Cleaning Patients’ Catheters After CNA Training

 

  • Wash your hands thoroughly and put on gloves before touching the catheter, the patient, or the catheter bag to prevent the spread of infection. Then, greet your patient and inform them that you will be cleaning their perineal area, as well as their catheter tubing. Let them know you will also be emptying their catheter bag, measuring their output, and recording that output. If they have any questions, answer them. It is important your patient feels comfortable with the procedure before you begin.

 

  • Gather your supplies, as you learned during CNA training. You will need two basins of warm water, tested by the patient, several towels and washcloths, alcohol wipes, and a linen protector sheet or additional towels.

 

  • Place the linen protect sheet or additional towels under the patient’s buttocks. This will prevent the sheets below them from becoming wet or becoming contaminated with microorganisms on the catheter.

 

  • As you learned in CNA training, grip the catheter securely near the patient’s meatus. Do not tug, as you could remove the catheter accidentally. Starting as close to the patient’s meatus as possible, wipe the tube with a clean, wet wash cloth with soap. Make sure this is done in a single direction and for at least four inches; this will prevent reintroducing germs to the patient’s perineal region. Use a different, and clean, washcloth to rinse the catheter in the same manner, and then use a clean dry towel to dry the area.

 

  • Perform your perineal care. If you are unsure how to do so, read this CNA training skills step-by-step guide.

 

  • Check the catheter tubing thoroughly. Look for any air bubbles, blockages, blood, or damages that may be present. If you see any problems, report them immediately to your charge nurse.

 

  • Place a paper towel on the floor under the catheter and place a graduate cylinder on top of the paper towel. Open the catheter bag’s spigot and drain the contents into the catheter bag, as you learned in CNA training, being careful to avoid touching the spigot to the graduate cylinder.

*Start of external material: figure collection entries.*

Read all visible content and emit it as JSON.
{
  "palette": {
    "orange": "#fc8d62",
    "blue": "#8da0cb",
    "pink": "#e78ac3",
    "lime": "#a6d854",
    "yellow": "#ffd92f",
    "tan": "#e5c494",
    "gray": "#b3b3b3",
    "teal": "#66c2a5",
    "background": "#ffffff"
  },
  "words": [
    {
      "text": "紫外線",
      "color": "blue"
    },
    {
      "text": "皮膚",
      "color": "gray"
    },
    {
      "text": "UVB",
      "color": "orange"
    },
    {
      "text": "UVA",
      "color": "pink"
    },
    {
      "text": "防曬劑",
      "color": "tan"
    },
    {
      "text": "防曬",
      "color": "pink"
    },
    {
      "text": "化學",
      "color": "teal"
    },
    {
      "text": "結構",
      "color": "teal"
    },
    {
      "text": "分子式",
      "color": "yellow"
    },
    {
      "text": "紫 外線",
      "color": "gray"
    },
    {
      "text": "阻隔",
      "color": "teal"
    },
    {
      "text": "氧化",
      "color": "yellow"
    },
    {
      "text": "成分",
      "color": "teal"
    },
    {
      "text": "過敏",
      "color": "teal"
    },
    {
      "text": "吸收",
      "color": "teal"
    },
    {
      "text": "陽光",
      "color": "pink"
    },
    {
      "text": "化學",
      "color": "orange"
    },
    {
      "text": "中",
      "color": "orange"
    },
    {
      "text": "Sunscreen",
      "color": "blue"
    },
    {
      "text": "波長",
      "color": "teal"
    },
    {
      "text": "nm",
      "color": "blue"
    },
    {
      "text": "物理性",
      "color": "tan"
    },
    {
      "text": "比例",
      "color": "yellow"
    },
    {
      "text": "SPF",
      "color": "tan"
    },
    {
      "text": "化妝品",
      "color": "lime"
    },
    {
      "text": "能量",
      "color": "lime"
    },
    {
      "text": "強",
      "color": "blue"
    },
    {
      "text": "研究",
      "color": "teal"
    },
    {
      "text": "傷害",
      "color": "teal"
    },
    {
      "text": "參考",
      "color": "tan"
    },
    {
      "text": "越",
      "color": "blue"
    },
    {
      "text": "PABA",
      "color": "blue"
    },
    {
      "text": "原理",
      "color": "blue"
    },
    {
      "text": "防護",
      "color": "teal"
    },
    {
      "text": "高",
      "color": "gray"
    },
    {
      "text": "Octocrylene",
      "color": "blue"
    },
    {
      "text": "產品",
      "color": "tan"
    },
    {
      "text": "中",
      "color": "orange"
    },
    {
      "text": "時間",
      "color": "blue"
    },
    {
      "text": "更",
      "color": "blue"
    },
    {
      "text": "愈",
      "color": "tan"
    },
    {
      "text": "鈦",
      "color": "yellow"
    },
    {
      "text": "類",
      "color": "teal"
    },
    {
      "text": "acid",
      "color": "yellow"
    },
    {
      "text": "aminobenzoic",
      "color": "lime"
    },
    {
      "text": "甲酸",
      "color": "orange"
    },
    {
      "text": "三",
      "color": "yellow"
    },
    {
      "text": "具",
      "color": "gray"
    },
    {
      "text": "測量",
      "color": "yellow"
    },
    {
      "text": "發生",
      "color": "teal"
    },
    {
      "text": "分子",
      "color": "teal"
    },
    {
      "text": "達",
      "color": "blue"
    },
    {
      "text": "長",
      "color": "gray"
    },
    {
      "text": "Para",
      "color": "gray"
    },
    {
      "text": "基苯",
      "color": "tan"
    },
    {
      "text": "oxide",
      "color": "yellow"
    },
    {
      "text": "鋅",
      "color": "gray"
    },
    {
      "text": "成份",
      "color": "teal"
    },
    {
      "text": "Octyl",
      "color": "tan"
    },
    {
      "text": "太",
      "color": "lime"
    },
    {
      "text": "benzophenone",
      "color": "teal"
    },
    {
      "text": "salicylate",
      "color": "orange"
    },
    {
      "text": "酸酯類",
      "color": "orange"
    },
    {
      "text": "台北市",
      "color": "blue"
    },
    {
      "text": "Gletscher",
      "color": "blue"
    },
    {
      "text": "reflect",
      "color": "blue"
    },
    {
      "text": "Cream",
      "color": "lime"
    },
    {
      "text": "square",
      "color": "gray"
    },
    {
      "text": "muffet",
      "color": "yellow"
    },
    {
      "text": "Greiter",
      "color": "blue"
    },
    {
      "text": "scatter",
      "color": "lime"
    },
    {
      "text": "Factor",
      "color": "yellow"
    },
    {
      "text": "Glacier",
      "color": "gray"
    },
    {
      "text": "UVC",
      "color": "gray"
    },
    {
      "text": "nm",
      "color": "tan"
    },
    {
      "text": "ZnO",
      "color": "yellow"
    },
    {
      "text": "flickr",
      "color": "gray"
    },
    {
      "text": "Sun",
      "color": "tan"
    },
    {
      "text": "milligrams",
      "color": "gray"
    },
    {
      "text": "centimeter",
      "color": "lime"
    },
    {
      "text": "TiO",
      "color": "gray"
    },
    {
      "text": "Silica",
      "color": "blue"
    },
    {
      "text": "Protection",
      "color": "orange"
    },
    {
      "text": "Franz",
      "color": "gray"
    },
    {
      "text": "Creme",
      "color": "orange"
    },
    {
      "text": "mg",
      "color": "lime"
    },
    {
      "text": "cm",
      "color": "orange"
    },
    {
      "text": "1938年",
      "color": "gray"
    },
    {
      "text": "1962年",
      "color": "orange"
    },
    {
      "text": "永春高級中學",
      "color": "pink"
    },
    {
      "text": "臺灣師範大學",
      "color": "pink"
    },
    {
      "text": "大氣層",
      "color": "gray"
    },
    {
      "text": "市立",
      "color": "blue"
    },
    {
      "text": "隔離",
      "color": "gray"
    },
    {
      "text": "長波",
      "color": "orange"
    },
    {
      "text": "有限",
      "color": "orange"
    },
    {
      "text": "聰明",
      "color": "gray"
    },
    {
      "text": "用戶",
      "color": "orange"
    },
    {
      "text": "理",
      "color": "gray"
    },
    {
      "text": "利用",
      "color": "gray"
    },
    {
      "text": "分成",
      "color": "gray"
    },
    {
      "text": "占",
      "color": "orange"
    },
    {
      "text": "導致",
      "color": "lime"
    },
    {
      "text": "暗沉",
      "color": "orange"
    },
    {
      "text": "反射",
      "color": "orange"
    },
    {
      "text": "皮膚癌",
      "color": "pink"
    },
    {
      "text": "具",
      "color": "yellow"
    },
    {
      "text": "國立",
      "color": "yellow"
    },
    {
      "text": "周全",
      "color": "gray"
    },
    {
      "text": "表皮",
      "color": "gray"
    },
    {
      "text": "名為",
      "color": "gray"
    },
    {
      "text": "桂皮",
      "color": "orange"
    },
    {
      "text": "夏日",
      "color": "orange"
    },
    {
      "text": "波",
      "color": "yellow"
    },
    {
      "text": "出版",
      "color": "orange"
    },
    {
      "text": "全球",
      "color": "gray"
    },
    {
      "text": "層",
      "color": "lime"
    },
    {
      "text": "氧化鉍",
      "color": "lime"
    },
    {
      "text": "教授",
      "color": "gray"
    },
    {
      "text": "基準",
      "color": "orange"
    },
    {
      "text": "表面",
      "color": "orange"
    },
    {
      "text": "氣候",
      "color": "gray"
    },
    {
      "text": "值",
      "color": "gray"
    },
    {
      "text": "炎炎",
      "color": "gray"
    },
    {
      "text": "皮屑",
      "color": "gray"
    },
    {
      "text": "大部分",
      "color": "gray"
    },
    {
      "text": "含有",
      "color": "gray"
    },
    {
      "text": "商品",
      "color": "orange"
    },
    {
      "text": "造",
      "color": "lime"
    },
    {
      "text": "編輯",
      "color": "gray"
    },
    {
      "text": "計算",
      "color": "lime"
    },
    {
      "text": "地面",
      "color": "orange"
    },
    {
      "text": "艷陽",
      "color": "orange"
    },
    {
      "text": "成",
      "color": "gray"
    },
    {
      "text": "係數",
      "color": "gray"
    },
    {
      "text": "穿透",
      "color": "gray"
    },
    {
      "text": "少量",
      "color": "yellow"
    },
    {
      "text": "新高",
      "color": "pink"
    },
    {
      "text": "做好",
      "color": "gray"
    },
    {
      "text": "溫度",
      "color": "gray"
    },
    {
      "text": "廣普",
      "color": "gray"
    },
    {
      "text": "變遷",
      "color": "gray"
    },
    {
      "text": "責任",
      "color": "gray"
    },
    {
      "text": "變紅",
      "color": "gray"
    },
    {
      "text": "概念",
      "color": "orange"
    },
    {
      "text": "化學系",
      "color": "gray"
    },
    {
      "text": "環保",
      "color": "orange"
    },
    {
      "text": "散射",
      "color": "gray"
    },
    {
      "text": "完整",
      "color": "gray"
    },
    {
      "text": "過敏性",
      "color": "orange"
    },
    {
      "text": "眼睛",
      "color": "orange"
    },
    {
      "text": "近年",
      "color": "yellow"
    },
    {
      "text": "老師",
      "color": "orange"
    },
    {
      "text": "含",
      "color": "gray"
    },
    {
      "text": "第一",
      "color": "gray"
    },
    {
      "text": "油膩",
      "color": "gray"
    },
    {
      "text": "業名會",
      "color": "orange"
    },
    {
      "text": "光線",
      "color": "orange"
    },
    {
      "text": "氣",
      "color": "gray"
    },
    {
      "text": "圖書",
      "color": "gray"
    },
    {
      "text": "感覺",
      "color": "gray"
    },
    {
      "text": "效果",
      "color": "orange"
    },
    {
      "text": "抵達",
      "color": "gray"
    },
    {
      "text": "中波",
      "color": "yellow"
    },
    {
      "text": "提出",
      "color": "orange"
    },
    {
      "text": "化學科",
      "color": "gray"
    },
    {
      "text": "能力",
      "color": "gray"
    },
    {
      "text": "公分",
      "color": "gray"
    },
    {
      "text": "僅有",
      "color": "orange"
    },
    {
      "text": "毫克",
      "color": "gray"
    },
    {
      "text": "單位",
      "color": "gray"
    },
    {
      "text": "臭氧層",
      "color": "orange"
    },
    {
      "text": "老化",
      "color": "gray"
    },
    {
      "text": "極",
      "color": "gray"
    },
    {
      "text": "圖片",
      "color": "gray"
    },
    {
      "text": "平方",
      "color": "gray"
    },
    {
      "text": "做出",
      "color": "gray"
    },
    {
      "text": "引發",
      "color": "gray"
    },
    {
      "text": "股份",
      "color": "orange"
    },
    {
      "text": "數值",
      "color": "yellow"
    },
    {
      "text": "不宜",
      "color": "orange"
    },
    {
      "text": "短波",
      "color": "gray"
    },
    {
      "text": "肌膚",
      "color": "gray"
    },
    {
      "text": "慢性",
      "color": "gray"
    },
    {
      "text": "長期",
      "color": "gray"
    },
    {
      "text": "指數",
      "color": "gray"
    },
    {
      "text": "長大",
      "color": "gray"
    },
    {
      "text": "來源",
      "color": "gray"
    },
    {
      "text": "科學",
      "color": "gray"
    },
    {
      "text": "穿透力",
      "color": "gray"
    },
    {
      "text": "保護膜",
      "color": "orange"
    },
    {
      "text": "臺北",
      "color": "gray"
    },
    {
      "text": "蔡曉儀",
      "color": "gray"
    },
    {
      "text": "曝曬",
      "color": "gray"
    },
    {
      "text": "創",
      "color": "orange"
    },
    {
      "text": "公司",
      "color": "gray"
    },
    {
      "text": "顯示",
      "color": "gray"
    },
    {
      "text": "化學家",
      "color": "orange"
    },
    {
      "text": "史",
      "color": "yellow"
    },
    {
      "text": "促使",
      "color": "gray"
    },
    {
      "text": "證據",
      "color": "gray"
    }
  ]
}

When the bag is empty, use an alcohol wipe to clean the spigot, and then place it back correctly.

 

  • Cover the graduated cylinder with a paper towel before moving to the bathroom to measure the contents. Once you have determined the output, record it, dispose of the urine, and clean or dispose of the graduated cylinder.

 

  • Remove any linens you used to protect the patient’s sheets, and then, as you learned in CNA training, check to make sure the patient’s sheets are dry. If they have been contaminated, replace them with clean ones immediately.

 

  • Make sure your patient is comfortable and has his or her call light, take care any supplies you have left out, remove your glove, and wash your hands.

 

 

Caring for Patients After CNA Training

 

After CNA training, it is essential for you to know how to care for patients who must use a catheter to ensure infection control. Make sure to look for any signs of inflammation and infection while you are performing catheter care and perineal care, and report any problems to your nurse immediately after CNA training.